Posted: Wed Jun 07, 2006 5:36 am
by Mats
Increasing the link length will have very, very limited effect (and really not the way you think, only during breaking and accelerating).
You will for sure notice a bigger difference if you vary the amount of fuel in the tank.

Better to move attachment point on the bar to make the leverage arm longer/shorter, that makes the AR-bar softer/stiffer over all.
If you do remove the rear bar and you had a good balance before you will get understeer...

Posted: Wed Jun 07, 2006 6:00 am
by Maurizio
An easy way of stiffening up the backside would be a hard connection of the backside ar bar. With some sort of uniball (or derative) as link.

Posted: Wed Jun 07, 2006 6:56 am
by Jim K
You may notice track improvement in the wet if you disconnect it and thats about it.

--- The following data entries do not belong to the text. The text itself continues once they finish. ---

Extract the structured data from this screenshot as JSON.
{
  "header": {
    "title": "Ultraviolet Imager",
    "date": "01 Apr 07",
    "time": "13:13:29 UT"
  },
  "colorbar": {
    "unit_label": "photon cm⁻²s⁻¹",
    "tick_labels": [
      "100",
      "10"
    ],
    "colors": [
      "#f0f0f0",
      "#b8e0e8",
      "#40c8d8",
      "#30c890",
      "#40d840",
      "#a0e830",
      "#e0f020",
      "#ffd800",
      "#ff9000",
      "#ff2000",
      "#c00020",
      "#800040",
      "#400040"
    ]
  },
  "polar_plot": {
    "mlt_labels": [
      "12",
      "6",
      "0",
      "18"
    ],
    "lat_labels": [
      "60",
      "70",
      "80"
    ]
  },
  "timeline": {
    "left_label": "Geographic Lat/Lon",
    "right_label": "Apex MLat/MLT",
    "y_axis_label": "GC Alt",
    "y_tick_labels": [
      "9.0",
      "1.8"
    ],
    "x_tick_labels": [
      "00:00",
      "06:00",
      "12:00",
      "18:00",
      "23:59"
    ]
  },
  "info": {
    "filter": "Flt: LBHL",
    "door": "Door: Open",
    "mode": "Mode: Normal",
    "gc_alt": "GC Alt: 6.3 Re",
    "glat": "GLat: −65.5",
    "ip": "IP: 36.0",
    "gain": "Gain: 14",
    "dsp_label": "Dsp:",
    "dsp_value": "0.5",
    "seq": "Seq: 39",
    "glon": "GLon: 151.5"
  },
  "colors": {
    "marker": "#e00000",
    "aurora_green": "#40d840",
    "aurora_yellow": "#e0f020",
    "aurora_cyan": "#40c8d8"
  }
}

There are rear bars (I don't remember who sells them) with different link attachment points along the two arms, THERE you could experiment, as Mats says short or long links in your existing setup would do almost nothing.
Me and Barry have something to do with rear-ends?? I can see Greece having unjustly earned the reputation (if you think its justified, you must have some...proof you'd like to share,heheh! :oops:) But Nigeria...?? Hmmm, maybe you're right, them buggers are always up to no good, hell, I use surgical gloves when I type letters to the guy! Can't be too careful, y'know! :lol:
Jim K.

Posted: Wed Jun 07, 2006 9:53 am
by Murray
Ok thanks guys,knew you'd have a good answer.I'll leave things alone for now and order a new bar from Andy at Performatek this winter.He sells the bars with selectable mounting holes.

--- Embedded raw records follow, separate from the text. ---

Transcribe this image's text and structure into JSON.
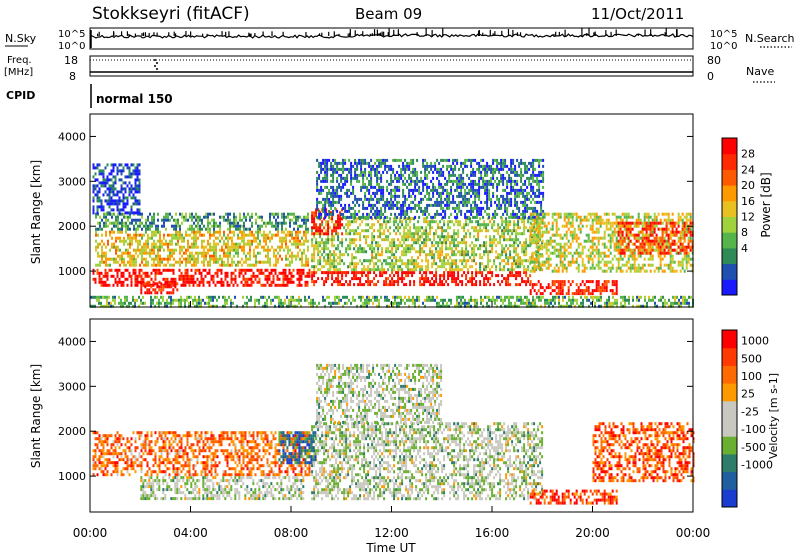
{
  "header": {
    "station": "Stokkseyri (fitACF)",
    "beam": "Beam 09",
    "date": "11/Oct/2011"
  },
  "left_labels": {
    "nsky": "N.Sky",
    "freq_line1": "Freq.",
    "freq_line2": "[MHz]",
    "cpid": "CPID"
  },
  "right_labels": {
    "nsearch": "N.Search",
    "nave": "Nave"
  },
  "cpid_value": "normal 150",
  "colors": {
    "power_scale": [
      "#1a1aff",
      "#1f4fb0",
      "#2e8b57",
      "#55b44a",
      "#9fd23c",
      "#e8c020",
      "#ff9900",
      "#ff5a00",
      "#ff2a00",
      "#ff0000"
    ],
    "velocity_scale": [
      "#1a3dd0",
      "#1f5fa0",
      "#2e7d6a",
      "#6ab030",
      "#c8c8c0",
      "#c8c8c0",
      "#ff9900",
      "#ff6a00",
      "#ff3a00",
      "#ff0000"
    ]
  },
  "chart_data": [
    {
      "type": "line",
      "name": "noise",
      "left_ticks": [
        "10^5",
        "10^0"
      ],
      "right_ticks": [
        "10^5",
        "10^0"
      ],
      "x": [
        "00:00",
        "04:00",
        "08:00",
        "12:00",
        "16:00",
        "20:00",
        "00:00"
      ]
    },
    {
      "type": "line",
      "name": "frequency",
      "left_ticks": [
        "18",
        "8"
      ],
      "right_ticks": [
        "80",
        "0"
      ]
    },
    {
      "type": "heatmap",
      "name": "power",
      "ylabel": "Slant Range [km]",
      "yticks": [
        1000,
        2000,
        3000,
        4000
      ],
      "ylim": [
        200,
        4500
      ],
      "xlim_hours": [
        0,
        24
      ],
      "colorbar_label": "Power [dB]",
      "colorbar_ticks": [
        "28",
        "24",
        "20",
        "16",
        "12",
        "8",
        "4"
      ],
      "bands": [
        {
          "t0": 0.1,
          "t1": 8.7,
          "r0": 700,
          "r1": 1050,
          "level": 0.95
        },
        {
          "t0": 0.2,
          "t1": 8.7,
          "r0": 1100,
          "r1": 1900,
          "level": 0.55
        },
        {
          "t0": 0.2,
          "t1": 8.7,
          "r0": 1900,
          "r1": 2300,
          "level": 0.3
        },
        {
          "t0": 2.0,
          "t1": 3.5,
          "r0": 500,
          "r1": 750,
          "level": 0.9
        },
        {
          "t0": 0.1,
          "t1": 2.0,
          "r0": 2300,
          "r1": 3400,
          "level": 0.1
        },
        {
          "t0": 8.8,
          "t1": 17.5,
          "r0": 700,
          "r1": 1000,
          "level": 0.95
        },
        {
          "t0": 8.8,
          "t1": 18.0,
          "r0": 1000,
          "r1": 2200,
          "level": 0.45
        },
        {
          "t0": 8.8,
          "t1": 10.0,
          "r0": 1800,
          "r1": 2400,
          "level": 0.9
        },
        {
          "t0": 9.0,
          "t1": 18.0,
          "r0": 2200,
          "r1": 3500,
          "level": 0.2
        },
        {
          "t0": 17.5,
          "t1": 21.0,
          "r0": 500,
          "r1": 800,
          "level": 0.9
        },
        {
          "t0": 17.5,
          "t1": 24.0,
          "r0": 1000,
          "r1": 2300,
          "level": 0.5
        },
        {
          "t0": 21.0,
          "t1": 24.0,
          "r0": 1400,
          "r1": 2100,
          "level": 0.85
        },
        {
          "t0": 0.0,
          "t1": 24.0,
          "r0": 200,
          "r1": 450,
          "level": 0.35
        }
      ]
    },
    {
      "type": "heatmap",
      "name": "velocity",
      "ylabel": "Slant Range [km]",
      "xlabel": "Time UT",
      "yticks": [
        1000,
        2000,
        3000,
        4000
      ],
      "ylim": [
        200,
        4500
      ],
      "xlim_hours": [
        0,
        24
      ],
      "x": [
        "00:00",
        "04:00",
        "08:00",
        "12:00",
        "16:00",
        "20:00",
        "00:00"
      ],
      "colorbar_label": "Velocity [m s-1]",
      "colorbar_ticks": [
        "1000",
        "500",
        "100",
        "25",
        "-25",
        "-100",
        "-500",
        "-1000"
      ],
      "bands": [
        {
          "t0": 0.1,
          "t1": 8.7,
          "r0": 1000,
          "r1": 2000,
          "level": 0.75
        },
        {
          "t0": 2.0,
          "t1": 8.5,
          "r0": 500,
          "r1": 1000,
          "level": 0.45
        },
        {
          "t0": 8.8,
          "t1": 18.0,
          "r0": 500,
          "r1": 2200,
          "level": 0.45
        },
        {
          "t0": 9.0,
          "t1": 14.0,
          "r0": 2200,
          "r1": 3500,
          "level": 0.45
        },
        {
          "t0": 17.5,
          "t1": 21.0,
          "r0": 400,
          "r1": 700,
          "level": 0.85
        },
        {
          "t0": 20.0,
          "t1": 24.0,
          "r0": 900,
          "r1": 2200,
          "level": 0.8
        },
        {
          "t0": 7.5,
          "t1": 9.0,
          "r0": 1300,
          "r1": 2000,
          "level": 0.2
        }
      ]
    }
  ]
}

Rear ends of cars only JK :lol: you must have read something else into my wording :D

Posted: Wed Jun 07, 2006 10:10 am
by Mats
Hard bar with selectable mounting holes? :shock:

Posted: Wed Jun 07, 2006 10:32 am
by x-rad
Murray:

where is that rear torsion bar from???a retailer??

Posted: Wed Jun 07, 2006 1:09 pm
by Murray
Mats what is about that design that concerns you ?

x-rad that image is from http://www.performatek.com/frOnlineCatalog.htm Perfomatek's website.Andy has all kinds of good stuff for transaxle cars.

Posted: Wed Jun 07, 2006 1:30 pm
by Mats
Murray wrote:Mats what is about that design that concerns you ?
Read what I wrote again but this time think dirty.

No, dirtier!!!

That's right.... 8)

Posted: Wed Jun 07, 2006 9:47 pm
by Mezevenf
Mats wrote:
Murray wrote:Mats what is about that design that concerns you ?
Read what I wrote again but this time think dirty.

No, dirtier!!!

That's right.... 8)
Haha, thats so wrong.

Posted: Wed Jun 07, 2006 10:06 pm
by Micke
Murray,

What is your goal? I have ahard time understanding what you aim for. If the balance is right like you write, it WILL NOT improve by just playing with the rear AR bar.

If your car doesn't have a LSD there is a gain in a soft rear end. This increased traction in acceleration from curves then come of the cost of increased US in general.

If you want to play, I'd say the starting point is decent front springs and then tune the balance neutral with the bars.

Posted: Wed Jun 07, 2006 10:40 pm
by Maurizio
What is your goal?
People have the need to change something to prove that theory and real life is the same. :wink:


Had disconnected the back side ar bar for the ring trip in the wet a few weeks ago. And even after a few 100m from my driveway I already disliked the added understeer, but so much safer in the rain.

Posted: Wed Jun 07, 2006 11:20 pm
by Micke
I do not have an AR bar in the rear at all. But then I compensated it with stiffer springs of course.

Now, I'll move the rear RC some 3-5 cm lower and need stiffer springs stll (Start with 520 lbs)

Posted: Thu Jun 08, 2006 2:07 am
by Murray
Read what I wrote again but this time think dirty
Mats my problem was I was actually thinking clean/normal thoughts at that moment.It was just temporary.I'm OK now :lol:

Micke basically Maurizio explained why I'm exploring this.Well balanced cars are not necessarily the fastest around the track.I'm fed up with getting my butt kicked by modern FWD cars particularly Hondas (my son's) :twisted: so I'm trying out different theories and learning.You're right that step #1 with my current setup is to increase my front spring-rate which I will do next winter.